Gross also repeated his criticism of whether the US can get out of debt by issuing more debt. As much as I poke fun at Gross on occasion, he is right on target there.

Who Benefits?

Any extension of the Fed's earlier asset purchase program will just stimulate the markets to buy up more of the riskier assets. None of this gets into the real economy. Because banks need to control risk , they aren't lending. New money stays with the banks, who will continue to speculate in ways that will merely levitate asset prices -- bonds, stocks, commodities, etc.

This is good for the financial elite who profit from this speculation. Of course, we taxpayers are the ones stuck with paying the interest on those Treasury securities and making good on losses from all the other asset purchases that have propped up asset prices and forced interest rates so low that leveraged speculation is nearly free.

According to a comment to a related Zero Hedge article: "Our government and the federal reserve run a massive Ponzi scheme. Take from the bottom and transfer to the top. Been going on for 30 years. ... the only people who keep ahead of inflation are those that benefit from cheap credit and leverage. The great majority loose."

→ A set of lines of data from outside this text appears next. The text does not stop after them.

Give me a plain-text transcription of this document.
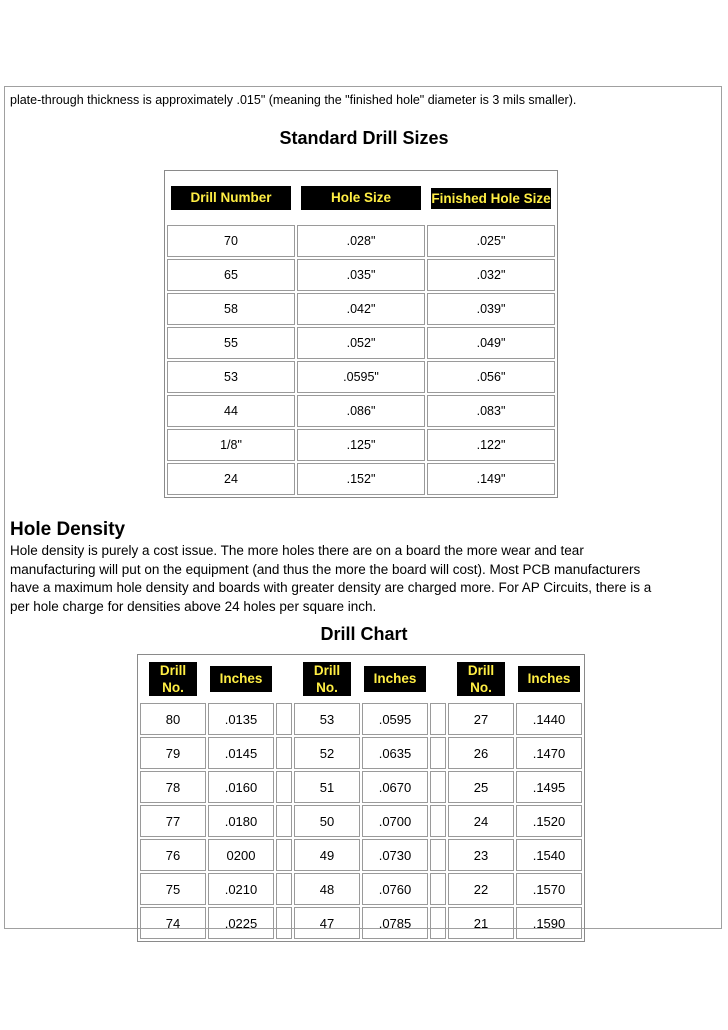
plate-through thickness is approximately .015" (meaning the "finished hole" diameter is 3 mils smaller).
Standard Drill Sizes
Drill Number	Hole Size	Finished Hole Size
70	.028"	.025"
65	.035"	.032"
58	.042"	.039"
55	.052"	.049"
53	.0595"	.056"
44	.086"	.083"
1/8"	.125"	.122"
24	.152"	.149"
Hole Density
Hole density is purely a cost issue. The more holes there are on a board the more wear and tear
manufacturing will put on the equipment (and thus the more the board will cost). Most PCB manufacturers
have a maximum hole density and boards with greater density are charged more. For AP Circuits, there is a
per hole charge for densities above 24 holes per square inch.
Drill Chart
Drill No.	Inches		Drill No.	Inches		Drill No.	Inches
80	.0135		53	.0595		27	.1440
79	.0145		52	.0635		26	.1470
78	.0160		51	.0670		25	.1495
77	.0180		50	.0700		24	.1520
76	0200		49	.0730		23	.1540
75	.0210		48	.0760		22	.1570
74	.0225		47	.0785		21	.1590
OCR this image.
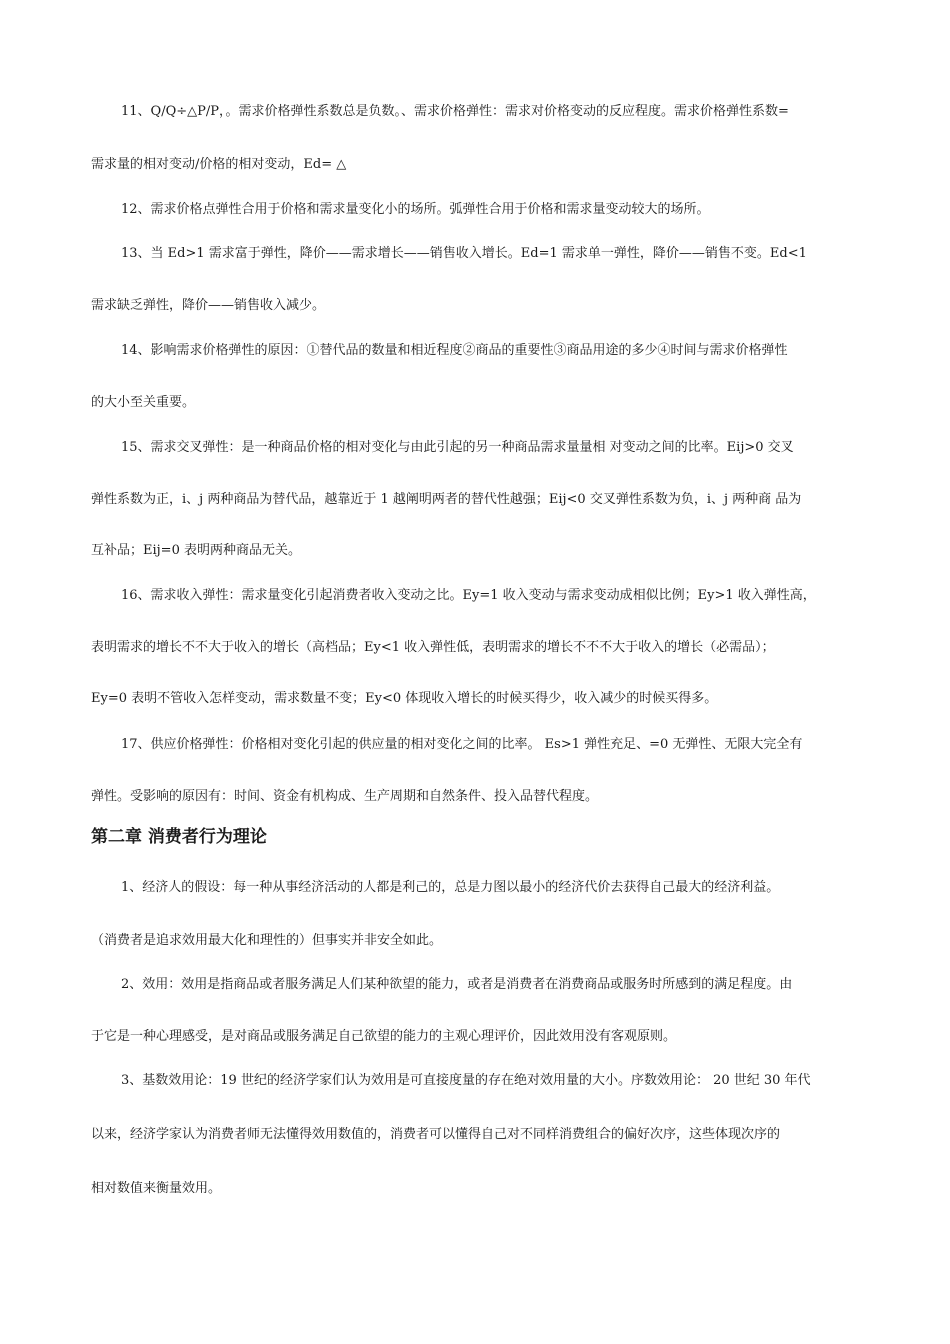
11、Q/Q÷△P/P，。需求价格弹性系数总是负数。、需求价格弹性：需求对价格变动的反应程度。需求价格弹性系数=
需求量的相对变动/价格的相对变动，Ed= △
12、需求价格点弹性合用于价格和需求量变化小的场所。弧弹性合用于价格和需求量变动较大的场所。
13、当 Ed>1 需求富于弹性，降价——需求增长——销售收入增长。Ed=1 需求单一弹性，降价——销售不变。Ed<1
需求缺乏弹性，降价——销售收入减少。
14、影响需求价格弹性的原因：①替代品的数量和相近程度②商品的重要性③商品用途的多少④时间与需求价格弹性
的大小至关重要。
15、需求交叉弹性：是一种商品价格的相对变化与由此引起的另一种商品需求量量相 对变动之间的比率。Eij>0 交叉
弹性系数为正，i、j 两种商品为替代品，越靠近于 1 越阐明两者的替代性越强；Eij<0 交叉弹性系数为负，i、j 两种商 品为
互补品；Eij=0 表明两种商品无关。
16、需求收入弹性：需求量变化引起消费者收入变动之比。Ey=1 收入变动与需求变动成相似比例；Ey>1 收入弹性高，
表明需求的增长不不大于收入的增长（高档品；Ey<1 收入弹性低，表明需求的增长不不不大于收入的增长（必需品）；
Ey=0 表明不管收入怎样变动，需求数量不变；Ey<0 体现收入增长的时候买得少，收入减少的时候买得多。
17、供应价格弹性：价格相对变化引起的供应量的相对变化之间的比率。 Es>1 弹性充足、=0 无弹性、无限大完全有
弹性。受影响的原因有：时间、资金有机构成、生产周期和自然条件、投入品替代程度。
第二章 消费者行为理论
1、经济人的假设：每一种从事经济活动的人都是利己的，总是力图以最小的经济代价去获得自己最大的经济利益。
（消费者是追求效用最大化和理性的）但事实并非安全如此。
2、效用：效用是指商品或者服务满足人们某种欲望的能力，或者是消费者在消费商品或服务时所感到的满足程度。由
于它是一种心理感受，是对商品或服务满足自己欲望的能力的主观心理评价，因此效用没有客观原则。
3、基数效用论：19 世纪的经济学家们认为效用是可直接度量的存在绝对效用量的大小。序数效用论： 20 世纪 30 年代
以来，经济学家认为消费者师无法懂得效用数值的，消费者可以懂得自己对不同样消费组合的偏好次序，这些体现次序的
相对数值来衡量效用。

The financial elite don't even have to wait for the Fed to act. By telegraphing its intentions, the Fed has given the highly leveraged speculators another chance to score "as the market attempts to front run the Fed in buying up Treasuries."

The Fallout

The Fed is betting that the US can grow its way out of its debt mess, and it sees QE II as a way to move the economy forward again. In other words, they think that more debt can get us out of debt. Does anyone else believe this idiotic idea? Worthless debts must be written off and the losses recognized before the US can start on the road to healthy growth again.

Those in power can become blind to the truth. In his book Collapsed, Jared Diamond gives good examples of societies that have adapted to crisis and societies that have failed to adapt to crisis. The failures that Diamond uses as his examples either misunderstood the nature of the crisis, recognized it too late, or chose to ignore it. It is fair to say that the last group were arrogantly wedded to the status quo -- sort of like the US financial oligarchy. Maybe the Fed should read Collapsed.

The Bottom Line

As much as I enjoy Marc Faber's commentary, I don't take seriously his warning that investors avoid bonds, and that the US is at the edge of "the final crisis." Not yet anyway, because the US still has an economy, is still viewed as credit-worthy, and because in the developed world, the US is still the best of a bad lot of heavily indebted nations. But the day of crisis could come eventually.  But maybe later.

We need to consider about what the Fed does next, after QE II fails to stop the US from falling deeper into recession. This may happen sooner than some anticipate. Private forecasters generally expect real GDP to grow by an annual rate of about 2¾% in the second half of 2010. If the picture deteriorates and they forecast growth falling below 2%, which seems increasingly likely, the Fed would be more likely to act in a way that could alarm some holders of US securities.

To get an idea of what might follow in the future, we will need to pay attention to what the Fed does this time, and to the markets' reactions to this coming round of QE.